Around Diwali last year, organized mob violence against Hindus started in Brahmanbaria‘s Nasirnagar upazila and soon spread to other parts of the country – 22 temples were demolished and over 200 houses burnt. The trigger was an alleged blasphemous Facebook post by a poor Hindu fisherman Rasraj Das (27). Das was arrested and granted bail after 2 months, when a forensic report showed no evidence that he had posted any photograph on Facebook that hurt religious sentiments.

In Jan, the police arrested the Awami League backed Haripur Union Parishad chairman Dewan Atikur Rahman Akhi in connection with the attack. Awami League Minister Mohammad Sayedul Haque (Minister for Fisheries and Livestock), also MP from Brahmanbaria, visited his constituency 72 hours after the Islamist attacks, and delivered a hate speech abusing Hindus as “Maluyaner Bachyara” (children of Kafirs) and tried to intimidate the media for covering the attacks. National Human Rights Commission (NHRC) of Bangladesh said that the attack was part of a well-orchestrated plan aimed at grabbing lands of the minority community.

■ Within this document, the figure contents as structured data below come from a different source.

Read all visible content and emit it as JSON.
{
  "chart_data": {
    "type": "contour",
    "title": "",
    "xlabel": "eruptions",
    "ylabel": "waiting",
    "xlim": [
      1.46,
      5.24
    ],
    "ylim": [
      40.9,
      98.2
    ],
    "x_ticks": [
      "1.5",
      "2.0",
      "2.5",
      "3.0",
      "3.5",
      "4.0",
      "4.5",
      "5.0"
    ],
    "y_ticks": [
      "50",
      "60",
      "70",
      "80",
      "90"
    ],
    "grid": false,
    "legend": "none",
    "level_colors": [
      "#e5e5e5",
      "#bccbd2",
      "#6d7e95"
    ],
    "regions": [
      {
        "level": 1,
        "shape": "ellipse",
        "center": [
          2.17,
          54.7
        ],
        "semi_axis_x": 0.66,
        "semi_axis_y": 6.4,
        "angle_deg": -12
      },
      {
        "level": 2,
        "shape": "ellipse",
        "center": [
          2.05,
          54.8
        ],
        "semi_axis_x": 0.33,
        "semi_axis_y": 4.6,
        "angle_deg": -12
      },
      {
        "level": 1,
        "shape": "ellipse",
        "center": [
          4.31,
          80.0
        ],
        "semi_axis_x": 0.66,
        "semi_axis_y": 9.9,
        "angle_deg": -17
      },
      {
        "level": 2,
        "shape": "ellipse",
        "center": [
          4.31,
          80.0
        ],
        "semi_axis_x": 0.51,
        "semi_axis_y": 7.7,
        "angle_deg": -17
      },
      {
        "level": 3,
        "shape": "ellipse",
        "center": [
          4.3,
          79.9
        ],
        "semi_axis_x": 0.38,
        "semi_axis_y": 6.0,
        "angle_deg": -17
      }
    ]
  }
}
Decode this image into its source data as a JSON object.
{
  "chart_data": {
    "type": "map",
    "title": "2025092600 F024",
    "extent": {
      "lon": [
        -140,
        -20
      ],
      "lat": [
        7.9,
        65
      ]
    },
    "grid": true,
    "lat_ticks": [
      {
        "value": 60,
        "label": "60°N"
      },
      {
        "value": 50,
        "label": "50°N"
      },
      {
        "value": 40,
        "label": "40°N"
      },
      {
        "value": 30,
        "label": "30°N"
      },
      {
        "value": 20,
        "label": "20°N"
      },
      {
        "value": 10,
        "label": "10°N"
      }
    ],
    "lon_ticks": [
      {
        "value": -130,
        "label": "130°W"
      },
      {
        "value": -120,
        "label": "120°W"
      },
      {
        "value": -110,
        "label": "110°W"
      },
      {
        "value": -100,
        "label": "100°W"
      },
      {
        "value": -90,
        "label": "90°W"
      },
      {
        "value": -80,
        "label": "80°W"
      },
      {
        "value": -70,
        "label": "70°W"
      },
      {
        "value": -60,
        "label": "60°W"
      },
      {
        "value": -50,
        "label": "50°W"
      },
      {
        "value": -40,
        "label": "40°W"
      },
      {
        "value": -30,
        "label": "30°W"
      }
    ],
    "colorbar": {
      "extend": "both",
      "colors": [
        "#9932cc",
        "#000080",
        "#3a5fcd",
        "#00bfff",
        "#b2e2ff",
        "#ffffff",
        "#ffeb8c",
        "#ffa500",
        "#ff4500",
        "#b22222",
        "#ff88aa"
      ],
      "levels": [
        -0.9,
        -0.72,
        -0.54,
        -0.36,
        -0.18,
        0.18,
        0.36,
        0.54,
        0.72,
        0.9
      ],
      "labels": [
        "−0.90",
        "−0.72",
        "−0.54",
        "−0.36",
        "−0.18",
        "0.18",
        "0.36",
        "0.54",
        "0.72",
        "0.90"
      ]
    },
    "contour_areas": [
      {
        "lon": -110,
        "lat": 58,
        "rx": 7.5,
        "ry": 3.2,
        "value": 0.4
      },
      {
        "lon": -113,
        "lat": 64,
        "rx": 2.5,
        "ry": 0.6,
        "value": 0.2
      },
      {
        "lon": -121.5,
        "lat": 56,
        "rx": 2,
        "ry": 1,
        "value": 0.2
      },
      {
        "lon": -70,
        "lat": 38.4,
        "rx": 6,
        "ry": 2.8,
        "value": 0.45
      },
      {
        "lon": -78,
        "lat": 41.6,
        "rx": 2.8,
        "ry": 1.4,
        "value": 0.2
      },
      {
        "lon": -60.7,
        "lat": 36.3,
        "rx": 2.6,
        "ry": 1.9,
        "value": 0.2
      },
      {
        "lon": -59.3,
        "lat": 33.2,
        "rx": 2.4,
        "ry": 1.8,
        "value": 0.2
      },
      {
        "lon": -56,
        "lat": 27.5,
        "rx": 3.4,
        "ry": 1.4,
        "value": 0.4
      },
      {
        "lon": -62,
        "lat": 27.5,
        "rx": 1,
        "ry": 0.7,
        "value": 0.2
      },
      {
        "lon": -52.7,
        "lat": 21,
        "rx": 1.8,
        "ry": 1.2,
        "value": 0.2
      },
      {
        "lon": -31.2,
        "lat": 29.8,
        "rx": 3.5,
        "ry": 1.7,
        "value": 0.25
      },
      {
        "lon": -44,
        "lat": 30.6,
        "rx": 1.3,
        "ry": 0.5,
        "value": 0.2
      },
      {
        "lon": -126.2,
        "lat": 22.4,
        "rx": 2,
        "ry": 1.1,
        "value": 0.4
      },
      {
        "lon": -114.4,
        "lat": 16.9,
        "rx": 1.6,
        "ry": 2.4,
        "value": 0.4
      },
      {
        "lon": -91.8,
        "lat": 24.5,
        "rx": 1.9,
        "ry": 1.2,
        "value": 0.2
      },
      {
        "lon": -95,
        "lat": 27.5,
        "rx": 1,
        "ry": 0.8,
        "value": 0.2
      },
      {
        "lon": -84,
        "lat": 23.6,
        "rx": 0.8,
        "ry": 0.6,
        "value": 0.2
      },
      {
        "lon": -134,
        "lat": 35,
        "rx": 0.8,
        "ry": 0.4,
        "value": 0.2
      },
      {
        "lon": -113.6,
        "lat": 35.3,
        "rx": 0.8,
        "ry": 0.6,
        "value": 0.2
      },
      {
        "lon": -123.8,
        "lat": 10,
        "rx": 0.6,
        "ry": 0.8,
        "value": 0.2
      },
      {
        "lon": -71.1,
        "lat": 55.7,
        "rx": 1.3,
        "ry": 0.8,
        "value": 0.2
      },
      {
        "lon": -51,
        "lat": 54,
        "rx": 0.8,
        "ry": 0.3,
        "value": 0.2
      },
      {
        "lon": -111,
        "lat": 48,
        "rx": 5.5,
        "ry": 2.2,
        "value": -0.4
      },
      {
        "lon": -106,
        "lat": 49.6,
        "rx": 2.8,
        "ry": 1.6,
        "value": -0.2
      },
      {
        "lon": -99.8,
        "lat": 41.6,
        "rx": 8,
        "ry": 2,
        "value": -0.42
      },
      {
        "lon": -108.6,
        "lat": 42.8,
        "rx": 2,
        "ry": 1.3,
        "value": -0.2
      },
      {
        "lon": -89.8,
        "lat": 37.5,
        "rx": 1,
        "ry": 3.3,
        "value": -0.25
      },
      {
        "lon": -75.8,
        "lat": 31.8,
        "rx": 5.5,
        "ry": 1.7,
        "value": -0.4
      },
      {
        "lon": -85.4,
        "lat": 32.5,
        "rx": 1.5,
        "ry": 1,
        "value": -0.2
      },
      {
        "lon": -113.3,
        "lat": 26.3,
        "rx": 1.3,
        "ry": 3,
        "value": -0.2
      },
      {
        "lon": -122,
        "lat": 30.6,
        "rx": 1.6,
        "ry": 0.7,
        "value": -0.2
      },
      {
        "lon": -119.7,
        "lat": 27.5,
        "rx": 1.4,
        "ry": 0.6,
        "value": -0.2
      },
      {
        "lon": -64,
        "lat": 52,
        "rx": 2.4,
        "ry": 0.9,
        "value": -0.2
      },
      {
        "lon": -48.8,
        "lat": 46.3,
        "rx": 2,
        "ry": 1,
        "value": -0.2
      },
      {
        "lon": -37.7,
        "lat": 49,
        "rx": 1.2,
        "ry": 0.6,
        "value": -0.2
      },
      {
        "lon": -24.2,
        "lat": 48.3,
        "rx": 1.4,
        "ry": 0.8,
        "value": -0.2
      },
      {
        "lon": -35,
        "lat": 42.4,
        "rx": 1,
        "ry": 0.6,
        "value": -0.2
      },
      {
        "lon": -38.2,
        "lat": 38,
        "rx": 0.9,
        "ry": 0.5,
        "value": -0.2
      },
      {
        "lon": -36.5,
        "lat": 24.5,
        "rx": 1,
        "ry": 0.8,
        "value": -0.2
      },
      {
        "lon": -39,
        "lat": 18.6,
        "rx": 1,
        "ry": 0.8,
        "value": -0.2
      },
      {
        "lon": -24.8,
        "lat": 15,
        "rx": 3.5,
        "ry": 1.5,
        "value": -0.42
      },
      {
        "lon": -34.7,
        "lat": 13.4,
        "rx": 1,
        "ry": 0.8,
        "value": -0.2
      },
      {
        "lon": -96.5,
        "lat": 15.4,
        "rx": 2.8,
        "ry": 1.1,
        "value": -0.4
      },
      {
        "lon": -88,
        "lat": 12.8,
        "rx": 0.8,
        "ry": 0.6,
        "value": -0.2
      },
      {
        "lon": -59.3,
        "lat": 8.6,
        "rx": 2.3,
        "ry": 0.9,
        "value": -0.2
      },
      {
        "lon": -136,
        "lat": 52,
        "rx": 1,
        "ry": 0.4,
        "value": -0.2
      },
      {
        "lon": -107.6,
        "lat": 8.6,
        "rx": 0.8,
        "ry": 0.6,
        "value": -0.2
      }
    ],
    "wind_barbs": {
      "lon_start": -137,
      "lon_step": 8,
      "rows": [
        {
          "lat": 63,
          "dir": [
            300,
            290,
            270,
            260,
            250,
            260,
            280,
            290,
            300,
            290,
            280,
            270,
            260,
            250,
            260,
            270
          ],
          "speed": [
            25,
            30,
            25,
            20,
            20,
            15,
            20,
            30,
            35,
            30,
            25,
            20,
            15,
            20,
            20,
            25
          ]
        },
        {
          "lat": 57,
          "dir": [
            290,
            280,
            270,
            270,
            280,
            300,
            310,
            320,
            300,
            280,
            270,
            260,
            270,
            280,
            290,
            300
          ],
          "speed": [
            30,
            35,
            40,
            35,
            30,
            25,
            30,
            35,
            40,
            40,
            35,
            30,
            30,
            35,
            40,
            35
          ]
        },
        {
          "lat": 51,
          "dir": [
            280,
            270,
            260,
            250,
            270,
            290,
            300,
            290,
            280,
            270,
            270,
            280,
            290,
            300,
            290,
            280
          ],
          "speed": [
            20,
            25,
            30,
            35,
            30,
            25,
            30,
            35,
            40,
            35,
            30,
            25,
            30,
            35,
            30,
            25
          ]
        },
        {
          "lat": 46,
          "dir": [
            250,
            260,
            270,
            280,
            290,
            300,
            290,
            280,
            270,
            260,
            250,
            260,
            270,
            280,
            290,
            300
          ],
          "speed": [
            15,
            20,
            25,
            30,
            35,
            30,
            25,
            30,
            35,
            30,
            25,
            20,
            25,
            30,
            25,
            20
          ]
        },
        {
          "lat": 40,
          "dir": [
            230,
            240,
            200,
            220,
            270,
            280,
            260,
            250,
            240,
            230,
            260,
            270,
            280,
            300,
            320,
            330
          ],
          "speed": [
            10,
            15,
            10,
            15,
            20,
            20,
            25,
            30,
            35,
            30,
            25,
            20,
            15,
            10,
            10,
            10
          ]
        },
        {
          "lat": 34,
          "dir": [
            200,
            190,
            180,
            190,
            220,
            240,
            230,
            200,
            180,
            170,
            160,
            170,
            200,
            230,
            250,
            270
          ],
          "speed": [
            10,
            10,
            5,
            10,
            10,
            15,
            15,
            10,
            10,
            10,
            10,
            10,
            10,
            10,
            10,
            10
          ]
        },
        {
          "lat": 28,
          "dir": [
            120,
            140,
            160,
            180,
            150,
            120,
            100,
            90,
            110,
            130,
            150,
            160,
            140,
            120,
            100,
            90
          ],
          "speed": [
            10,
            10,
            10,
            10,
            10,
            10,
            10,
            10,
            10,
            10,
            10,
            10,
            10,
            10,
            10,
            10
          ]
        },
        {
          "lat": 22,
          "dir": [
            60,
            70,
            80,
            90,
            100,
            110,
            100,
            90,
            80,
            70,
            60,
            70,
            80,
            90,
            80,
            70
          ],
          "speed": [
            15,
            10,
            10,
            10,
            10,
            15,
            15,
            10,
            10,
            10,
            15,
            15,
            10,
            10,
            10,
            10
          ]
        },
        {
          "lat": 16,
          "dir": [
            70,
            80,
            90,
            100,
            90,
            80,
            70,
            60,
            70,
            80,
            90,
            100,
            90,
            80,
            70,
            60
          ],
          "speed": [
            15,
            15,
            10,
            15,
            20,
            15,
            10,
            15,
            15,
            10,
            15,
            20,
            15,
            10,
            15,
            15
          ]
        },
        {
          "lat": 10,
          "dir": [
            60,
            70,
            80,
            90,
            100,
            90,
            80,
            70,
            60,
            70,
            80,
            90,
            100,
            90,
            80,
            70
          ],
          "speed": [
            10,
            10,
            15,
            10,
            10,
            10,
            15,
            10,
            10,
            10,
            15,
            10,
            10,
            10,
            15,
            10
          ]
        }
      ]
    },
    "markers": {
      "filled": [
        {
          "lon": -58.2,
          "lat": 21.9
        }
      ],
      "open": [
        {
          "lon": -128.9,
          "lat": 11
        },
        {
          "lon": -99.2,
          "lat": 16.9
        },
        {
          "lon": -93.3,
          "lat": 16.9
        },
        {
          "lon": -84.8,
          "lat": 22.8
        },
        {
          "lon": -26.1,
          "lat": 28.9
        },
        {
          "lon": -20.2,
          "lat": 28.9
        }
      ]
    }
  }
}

Incidentally, despite such egregious violations of human rights of religious minorities in Bangladesh, the US Commission on International Religious Freedom (USCIRF), a quasi-governmental advisory body in USA, ranks Bharat as a Tier 2 country of ‘particular concern’ whereas Bangladesh ranks lower under ‘Other Countries and Regions Monitored.’

It remains to be seen whether the Government of Bharat will take up the issue of Hindu persecution in Bangladesh when PM Sheikh Hasina comes on a state visit next month.